Welcome to another edition of Ruben Tuesdays: A weekly look back at the greatest moves made by the Phillies’ former general manager Ruben Amaro. This week, I’ll discuss the time the Phillies needed a fifth starter, signed a guy who had committed identity fraud and hilarity ensued.
Heading into the 2014 season, the Phillies needed a veteran pitcher to fill out their starting rotation. Amaro went searching through the pool of free agents and decided that the ideal man for the job was former Tampa Bay Ray Roberto Hernandez.
Prior to 2014, Hernandez had endured a very up-and-down career. He finished fourth in American League Cy Young Award voting in 2007, but he followed that up with two straight seasons of an ERA over 5.00. He rebounded in 2010 and made the All-Star team, but he couldn’t sustain the success. From 2011 to 2013, he was either ineffective or suspended (More on this later).
It looked like the Phillies had gone dumpster diving when they signed him, but they surprised everyone when they said that they were actually optimistic about his chances. Apparently, some of their advanced statistics indicated that Hernandez’s performance hadn’t been quite as bad as it seemed, and they thought there was a chance he might improve.
This came as a huge shock, because the Phillies hadn’t exactly embraced the use of advanced statistics in their operations. In fact, they had pretty much mocked the use of analytics. But apparently times were changing in Philadelphia, and the team was going to start using criteria besides the intuition of their scouts when making personnel decisions.
After performing a Yahoo! search to figure out exactly who the team’s new pitcher was, fans learned that Hernandez not only pitched poorly for most of his career, but he also used to pitch under a different name. While living in the Dominican Republic, in an attempt to make himself more appealing to scouts, Hernandez had faked his age and identity. He took on the guise of Fausto Carmona, whose birth certificate indicated that he was three years younger than he actually was. The gamble paid off, as he was signed, and eventually made it to the majors. In 2012, he was suspended for identity fraud, but that was a small price to pay.
As Amaro predicted, Hernandez’s performance improved in the 2014 season. He was no ace, but his 3.87 and 1.5 WAR in 23 games was certainly acceptable for a back-of-the-rotation starter.
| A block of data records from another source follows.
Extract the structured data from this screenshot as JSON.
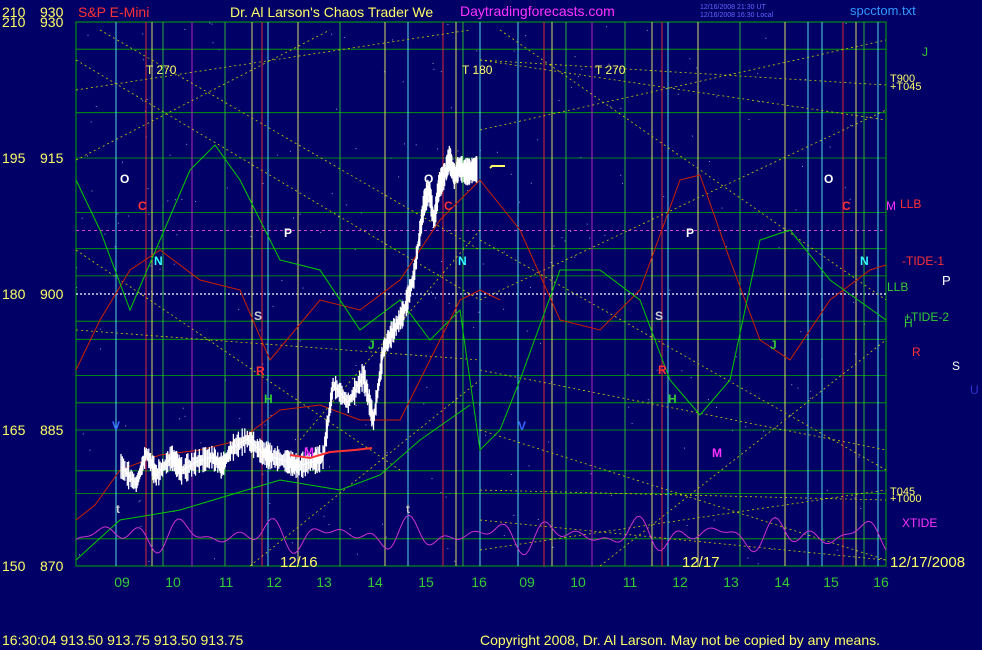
{
  "header": {
    "left_axis_top": "210",
    "right_axis_top": "930",
    "symbol": "S&P E-Mini",
    "title": "Dr. Al Larson's Chaos Trader We",
    "site": "Daytradingforecasts.com",
    "ts_ut": "12/16/2008 21:30 UT",
    "ts_local": "12/16/2008 16:30 Local",
    "filename": "spcctom.txt"
  },
  "footer": {
    "quote": "16:30:04  913.50 913.75 913.50 913.75",
    "copyright": "Copyright 2008, Dr. Al Larson. May not be copied by any means."
  },
  "colors": {
    "background": "#000066",
    "grid_green": "#00aa00",
    "price_white": "#ffffff",
    "red_line": "#cc2200",
    "green_line": "#00cc00",
    "magenta_line": "#cc33cc",
    "yellow_dotted": "#cccc00",
    "vline_cyan": "#66ffff",
    "vline_red": "#ff3333",
    "vline_yellow": "#ffff66",
    "vline_green": "#33cc33",
    "vline_magenta": "#cc33cc"
  },
  "chart_data": {
    "type": "line",
    "title": "S&P E-Mini",
    "x_labels": [
      "09",
      "10",
      "11",
      "12",
      "13",
      "14",
      "15",
      "16",
      "09",
      "10",
      "11",
      "12",
      "13",
      "14",
      "15",
      "16"
    ],
    "date_labels": [
      "12/16",
      "12/17",
      "12/17/2008"
    ],
    "y_left_ticks": [
      "210",
      "195",
      "180",
      "165",
      "150"
    ],
    "y_right_ticks": [
      "930",
      "915",
      "900",
      "885",
      "870"
    ],
    "ylim": [
      870,
      930
    ],
    "price_series": {
      "name": "price",
      "x": [
        0.0,
        0.3,
        0.5,
        0.7,
        1.0,
        1.2,
        1.5,
        1.8,
        2.0,
        2.2,
        2.5,
        2.8,
        3.0,
        3.3,
        3.5,
        3.8,
        4.0,
        4.2,
        4.5,
        4.8,
        5.0,
        5.2,
        5.4,
        5.6,
        5.8,
        6.0,
        6.1,
        6.2,
        6.3,
        6.4,
        6.5,
        6.6,
        6.7,
        6.8,
        6.9,
        7.0,
        7.05
      ],
      "close": [
        881,
        879,
        882.5,
        880,
        882,
        880.5,
        881.5,
        882,
        881,
        883,
        884,
        882.5,
        882,
        881.5,
        881,
        881.5,
        882,
        890,
        888,
        891,
        886,
        894,
        896,
        898,
        902,
        910,
        911.5,
        908,
        912,
        913,
        915,
        913,
        914,
        913.5,
        913.5,
        913.75,
        913.75
      ]
    },
    "right_labels": [
      "T900",
      "+T045",
      "-TIDE-1",
      "LLB",
      "+TIDE-2",
      "T045",
      "+T000",
      "XTIDE",
      "J",
      "P",
      "H",
      "R",
      "S",
      "U",
      "M",
      "LLB"
    ],
    "period_labels": [
      "T 270",
      "T 180",
      "T 270"
    ],
    "markers": [
      "O",
      "C",
      "N",
      "P",
      "S",
      "R",
      "H",
      "J",
      "M",
      "V",
      "t",
      "O",
      "C",
      "N",
      "P",
      "S",
      "R",
      "H",
      "J",
      "M",
      "V",
      "t",
      "O",
      "C",
      "N"
    ]
  }
}
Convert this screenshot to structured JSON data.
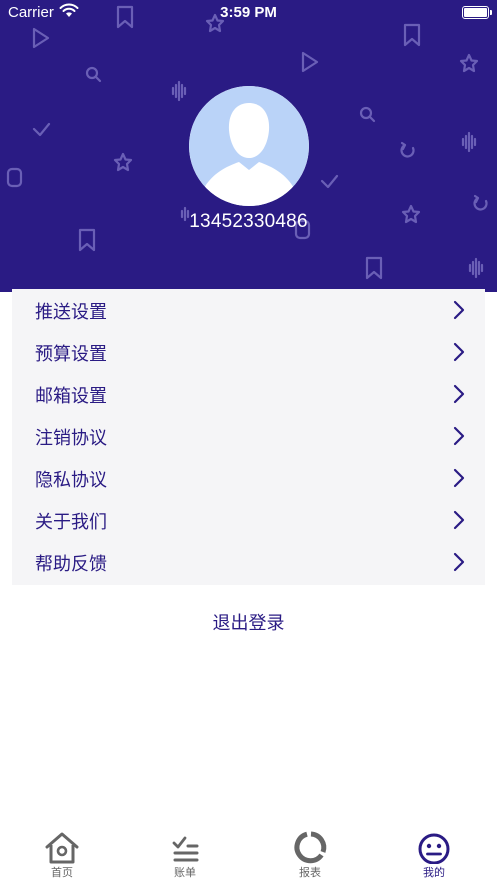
{
  "status_bar": {
    "carrier": "Carrier",
    "time": "3:59 PM"
  },
  "profile": {
    "phone": "13452330486"
  },
  "settings": {
    "items": [
      {
        "label": "推送设置",
        "icon": "chevron-right-icon"
      },
      {
        "label": "预算设置",
        "icon": "chevron-right-icon"
      },
      {
        "label": "邮箱设置",
        "icon": "chevron-right-icon"
      },
      {
        "label": "注销协议",
        "icon": "chevron-right-icon"
      },
      {
        "label": "隐私协议",
        "icon": "chevron-right-icon"
      },
      {
        "label": "关于我们",
        "icon": "chevron-right-icon"
      },
      {
        "label": "帮助反馈",
        "icon": "chevron-right-icon"
      }
    ]
  },
  "logout": {
    "label": "退出登录"
  },
  "tabbar": {
    "tabs": [
      {
        "label": "首页",
        "icon": "home-icon"
      },
      {
        "label": "账单",
        "icon": "checklist-icon"
      },
      {
        "label": "报表",
        "icon": "ring-chart-icon"
      },
      {
        "label": "我的",
        "icon": "smiley-face-icon",
        "active": true
      }
    ]
  },
  "colors": {
    "primary": "#2a1b84",
    "avatar_bg": "#bad3f8",
    "list_bg": "#f5f5f7",
    "tab_inactive": "#666666"
  }
}
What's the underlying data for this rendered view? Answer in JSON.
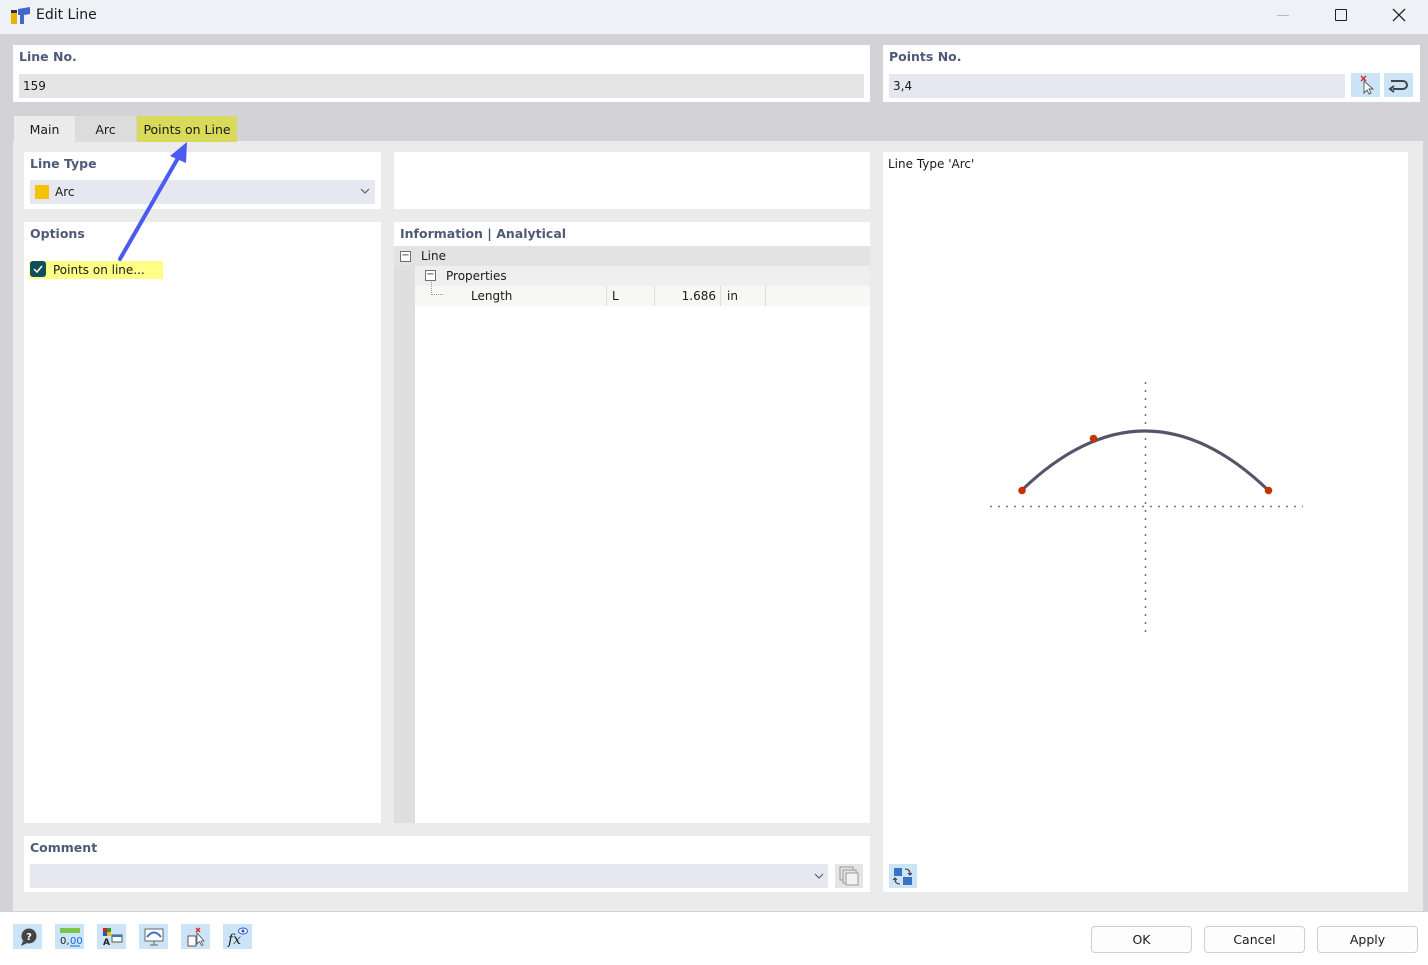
{
  "window": {
    "title": "Edit Line",
    "icon": "line-app-icon",
    "controls": [
      "minimize-icon",
      "maximize-icon",
      "close-icon"
    ]
  },
  "line_no": {
    "label": "Line No.",
    "value": "159"
  },
  "points_no": {
    "label": "Points No.",
    "value": "3,4",
    "buttons": [
      "pick-points-icon",
      "reverse-icon"
    ]
  },
  "tabs": [
    {
      "label": "Main",
      "active": true
    },
    {
      "label": "Arc",
      "active": false
    },
    {
      "label": "Points on Line",
      "active": false,
      "highlighted": true
    }
  ],
  "line_type": {
    "label": "Line Type",
    "value": "Arc",
    "swatch_color": "#f5c400"
  },
  "options": {
    "label": "Options",
    "items": [
      {
        "label": "Points on line...",
        "checked": true,
        "highlighted": true
      }
    ]
  },
  "information": {
    "label": "Information | Analytical",
    "tree": [
      {
        "label": "Line",
        "level": 0,
        "expanded": true
      },
      {
        "label": "Properties",
        "level": 1,
        "expanded": true
      },
      {
        "label": "Length",
        "level": 2,
        "symbol": "L",
        "value": "1.686",
        "unit": "in"
      }
    ]
  },
  "preview": {
    "title": "Line Type 'Arc'",
    "arc_color": "#54546a",
    "point_color": "#c83200"
  },
  "comment": {
    "label": "Comment",
    "value": ""
  },
  "footer_tools": [
    "help-icon",
    "units-icon",
    "display-settings-icon",
    "view-icon",
    "select-delete-icon",
    "formula-icon"
  ],
  "buttons": {
    "ok": "OK",
    "cancel": "Cancel",
    "apply": "Apply"
  },
  "annotation": {
    "arrow_color": "#4a5cf0"
  }
}
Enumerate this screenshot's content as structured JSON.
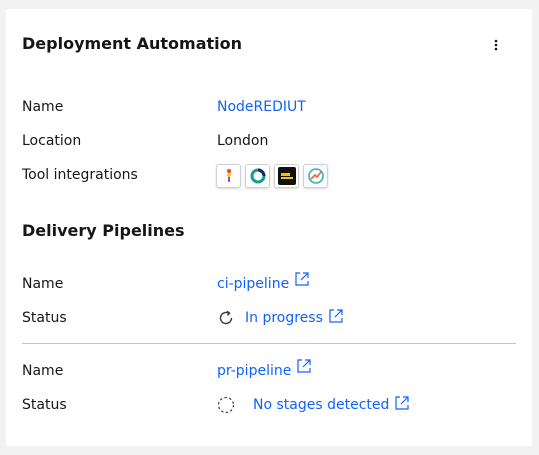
{
  "card": {
    "title": "Deployment Automation",
    "overflow_icon": "overflow-menu-vertical-icon"
  },
  "details": {
    "name_label": "Name",
    "name_value": "NodeREDIUT",
    "location_label": "Location",
    "location_value": "London",
    "tools_label": "Tool integrations",
    "tools": [
      {
        "icon": "lightbulb-tool-icon"
      },
      {
        "icon": "ring-tool-icon"
      },
      {
        "icon": "dark-tool-icon"
      },
      {
        "icon": "gauge-tool-icon"
      }
    ]
  },
  "pipelines": {
    "section_title": "Delivery Pipelines",
    "items": [
      {
        "name_label": "Name",
        "name": "ci-pipeline",
        "status_label": "Status",
        "status": "In progress",
        "status_icon": "in-progress-icon"
      },
      {
        "name_label": "Name",
        "name": "pr-pipeline",
        "status_label": "Status",
        "status": "No stages detected",
        "status_icon": "not-started-icon"
      }
    ]
  },
  "colors": {
    "link": "#0f62fe",
    "text": "#161616",
    "background": "#f2f2f2",
    "card": "#ffffff",
    "divider": "#c6c6c6"
  }
}
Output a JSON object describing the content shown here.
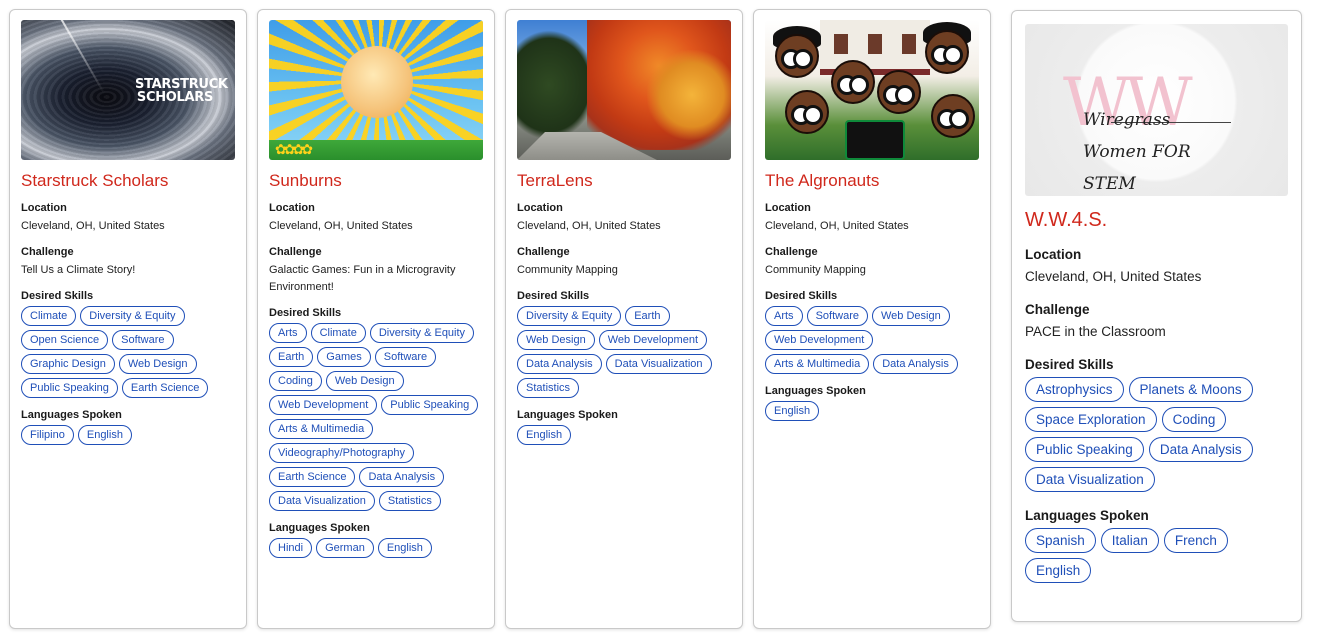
{
  "labels": {
    "location": "Location",
    "challenge": "Challenge",
    "skills": "Desired Skills",
    "languages": "Languages Spoken"
  },
  "teams": [
    {
      "name": "Starstruck Scholars",
      "thumbnail_text": "STARSTRUCK SCHOLARS",
      "location": "Cleveland, OH, United States",
      "challenge": "Tell Us a Climate Story!",
      "skills": [
        "Climate",
        "Diversity & Equity",
        "Open Science",
        "Software",
        "Graphic Design",
        "Web Design",
        "Public Speaking",
        "Earth Science"
      ],
      "languages": [
        "Filipino",
        "English"
      ]
    },
    {
      "name": "Sunburns",
      "location": "Cleveland, OH, United States",
      "challenge": "Galactic Games: Fun in a Microgravity Environment!",
      "skills": [
        "Arts",
        "Climate",
        "Diversity & Equity",
        "Earth",
        "Games",
        "Software",
        "Coding",
        "Web Design",
        "Web Development",
        "Public Speaking",
        "Arts & Multimedia",
        "Videography/Photography",
        "Earth Science",
        "Data Analysis",
        "Data Visualization",
        "Statistics"
      ],
      "languages": [
        "Hindi",
        "German",
        "English"
      ]
    },
    {
      "name": "TerraLens",
      "location": "Cleveland, OH, United States",
      "challenge": "Community Mapping",
      "skills": [
        "Diversity & Equity",
        "Earth",
        "Web Design",
        "Web Development",
        "Data Analysis",
        "Data Visualization",
        "Statistics"
      ],
      "languages": [
        "English"
      ]
    },
    {
      "name": "The Algronauts",
      "location": "Cleveland, OH, United States",
      "challenge": "Community Mapping",
      "skills": [
        "Arts",
        "Software",
        "Web Design",
        "Web Development",
        "Arts & Multimedia",
        "Data Analysis"
      ],
      "languages": [
        "English"
      ]
    },
    {
      "name": "W.W.4.S.",
      "thumbnail_text": "Wiregrass Women FOR STEM",
      "location": "Cleveland, OH, United States",
      "challenge": "PACE in the Classroom",
      "skills": [
        "Astrophysics",
        "Planets & Moons",
        "Space Exploration",
        "Coding",
        "Public Speaking",
        "Data Analysis",
        "Data Visualization"
      ],
      "languages": [
        "Spanish",
        "Italian",
        "French",
        "English"
      ]
    }
  ]
}
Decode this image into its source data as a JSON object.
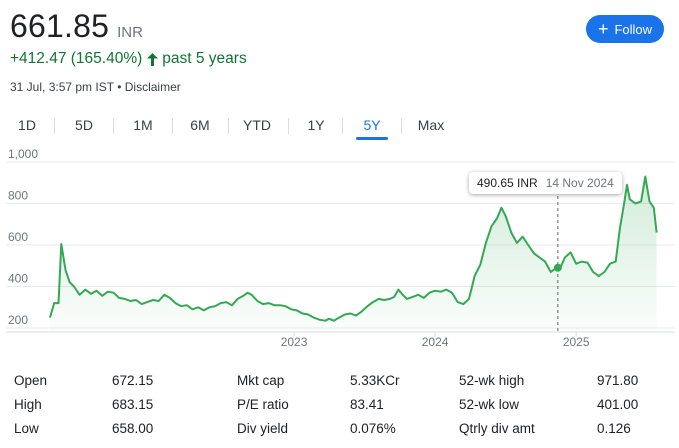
{
  "quote": {
    "price": "661.85",
    "currency": "INR",
    "change": "+412.47 (165.40%)",
    "period": "past 5 years",
    "timestamp": "31 Jul, 3:57 pm IST",
    "separator": "•",
    "disclaimer": "Disclaimer",
    "trend_color": "#137333"
  },
  "follow_button": {
    "label": "Follow",
    "color": "#1a73e8"
  },
  "range_tabs": [
    {
      "label": "1D",
      "active": false
    },
    {
      "label": "5D",
      "active": false
    },
    {
      "label": "1M",
      "active": false
    },
    {
      "label": "6M",
      "active": false
    },
    {
      "label": "YTD",
      "active": false
    },
    {
      "label": "1Y",
      "active": false
    },
    {
      "label": "5Y",
      "active": true
    },
    {
      "label": "Max",
      "active": false
    }
  ],
  "tooltip": {
    "price": "490.65 INR",
    "date": "14 Nov 2024"
  },
  "chart_data": {
    "type": "area",
    "y_ticks": [
      "1,000",
      "800",
      "600",
      "400",
      "200"
    ],
    "ylim": [
      200,
      1000
    ],
    "x_ticks": [
      {
        "label": "2023",
        "x": 2023.0
      },
      {
        "label": "2024",
        "x": 2024.0
      },
      {
        "label": "2025",
        "x": 2025.0
      }
    ],
    "xlim": [
      2021.27,
      2025.58
    ],
    "line_color": "#34a853",
    "hover_x": 2024.87,
    "series": [
      {
        "points": [
          [
            2021.27,
            250
          ],
          [
            2021.3,
            320
          ],
          [
            2021.33,
            320
          ],
          [
            2021.35,
            605
          ],
          [
            2021.38,
            480
          ],
          [
            2021.41,
            420
          ],
          [
            2021.44,
            400
          ],
          [
            2021.48,
            360
          ],
          [
            2021.52,
            385
          ],
          [
            2021.56,
            365
          ],
          [
            2021.6,
            380
          ],
          [
            2021.64,
            355
          ],
          [
            2021.68,
            375
          ],
          [
            2021.72,
            370
          ],
          [
            2021.76,
            345
          ],
          [
            2021.8,
            340
          ],
          [
            2021.84,
            330
          ],
          [
            2021.88,
            335
          ],
          [
            2021.92,
            315
          ],
          [
            2021.96,
            325
          ],
          [
            2022.0,
            335
          ],
          [
            2022.04,
            330
          ],
          [
            2022.08,
            360
          ],
          [
            2022.12,
            345
          ],
          [
            2022.16,
            320
          ],
          [
            2022.2,
            305
          ],
          [
            2022.24,
            310
          ],
          [
            2022.28,
            290
          ],
          [
            2022.32,
            300
          ],
          [
            2022.36,
            285
          ],
          [
            2022.4,
            300
          ],
          [
            2022.44,
            305
          ],
          [
            2022.48,
            320
          ],
          [
            2022.52,
            325
          ],
          [
            2022.56,
            310
          ],
          [
            2022.6,
            340
          ],
          [
            2022.64,
            355
          ],
          [
            2022.67,
            370
          ],
          [
            2022.7,
            360
          ],
          [
            2022.74,
            330
          ],
          [
            2022.78,
            315
          ],
          [
            2022.82,
            320
          ],
          [
            2022.86,
            310
          ],
          [
            2022.9,
            310
          ],
          [
            2022.94,
            305
          ],
          [
            2022.98,
            290
          ],
          [
            2023.02,
            285
          ],
          [
            2023.06,
            270
          ],
          [
            2023.1,
            265
          ],
          [
            2023.14,
            250
          ],
          [
            2023.18,
            240
          ],
          [
            2023.22,
            235
          ],
          [
            2023.25,
            245
          ],
          [
            2023.28,
            235
          ],
          [
            2023.32,
            250
          ],
          [
            2023.36,
            265
          ],
          [
            2023.4,
            270
          ],
          [
            2023.44,
            260
          ],
          [
            2023.48,
            280
          ],
          [
            2023.52,
            305
          ],
          [
            2023.56,
            325
          ],
          [
            2023.6,
            340
          ],
          [
            2023.64,
            335
          ],
          [
            2023.68,
            340
          ],
          [
            2023.71,
            350
          ],
          [
            2023.74,
            385
          ],
          [
            2023.77,
            360
          ],
          [
            2023.8,
            340
          ],
          [
            2023.84,
            350
          ],
          [
            2023.88,
            360
          ],
          [
            2023.92,
            345
          ],
          [
            2023.96,
            370
          ],
          [
            2024.0,
            380
          ],
          [
            2024.04,
            375
          ],
          [
            2024.08,
            385
          ],
          [
            2024.12,
            370
          ],
          [
            2024.16,
            325
          ],
          [
            2024.2,
            315
          ],
          [
            2024.24,
            340
          ],
          [
            2024.28,
            450
          ],
          [
            2024.32,
            505
          ],
          [
            2024.36,
            610
          ],
          [
            2024.4,
            690
          ],
          [
            2024.44,
            730
          ],
          [
            2024.47,
            780
          ],
          [
            2024.5,
            740
          ],
          [
            2024.54,
            660
          ],
          [
            2024.58,
            610
          ],
          [
            2024.62,
            640
          ],
          [
            2024.66,
            600
          ],
          [
            2024.7,
            560
          ],
          [
            2024.74,
            540
          ],
          [
            2024.78,
            520
          ],
          [
            2024.82,
            470
          ],
          [
            2024.86,
            490
          ],
          [
            2024.88,
            480
          ],
          [
            2024.92,
            540
          ],
          [
            2024.96,
            565
          ],
          [
            2025.0,
            510
          ],
          [
            2025.04,
            520
          ],
          [
            2025.08,
            515
          ],
          [
            2025.12,
            470
          ],
          [
            2025.16,
            450
          ],
          [
            2025.2,
            470
          ],
          [
            2025.24,
            510
          ],
          [
            2025.28,
            520
          ],
          [
            2025.31,
            680
          ],
          [
            2025.34,
            800
          ],
          [
            2025.36,
            890
          ],
          [
            2025.38,
            820
          ],
          [
            2025.42,
            800
          ],
          [
            2025.46,
            810
          ],
          [
            2025.49,
            930
          ],
          [
            2025.52,
            810
          ],
          [
            2025.55,
            780
          ],
          [
            2025.57,
            660
          ]
        ]
      }
    ]
  },
  "stats": {
    "col1": [
      {
        "label": "Open",
        "value": "672.15"
      },
      {
        "label": "High",
        "value": "683.15"
      },
      {
        "label": "Low",
        "value": "658.00"
      }
    ],
    "col2": [
      {
        "label": "Mkt cap",
        "value": "5.33KCr"
      },
      {
        "label": "P/E ratio",
        "value": "83.41"
      },
      {
        "label": "Div yield",
        "value": "0.076%"
      }
    ],
    "col3": [
      {
        "label": "52-wk high",
        "value": "971.80"
      },
      {
        "label": "52-wk low",
        "value": "401.00"
      },
      {
        "label": "Qtrly div amt",
        "value": "0.126"
      }
    ]
  }
}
There were even a few genuine highlights mixed in.
Last Phillies pitcher to go 8 (but not 9) on fewer than 90 pitches was Fausto "Roberto Hernandez" Carmona in July 2014https://t.co/ejIidXSWKw— The Good Phight (@TheGoodPhight) August 5, 2018
At midseason, the Phillies were out of contention, and the Dodgers were desperate for starting pitching. The Phillies sent Hernandez to Los Angeles in exchange for two minor league prospects: Relief pitcher Victor Arano and infielder Jesmuel Valetin. Both spent the majority of the 2018 on the Phillies’ major league team. While Valentin is likely a replacement-level player, Arano showed signs that he could be a solid reliever going forward.
When the Phillies traded Roberto Hernandez to LA in August 2014, they got back Victor Arano and Jesmuel Valentin — who are now both in the majors. One of the best returns imaginable for 2 months of a borderline No. 5 starter at the end of his career— Corey Seidman (@CSeidmanNBCS) April 29, 2018
In the end, the Roberto Hernandez signing should be viewed as a huge success for Amaro and the Phillies. We had some laughs, got some mildly effective pitching, and most importantly, received two major league players when trading him away.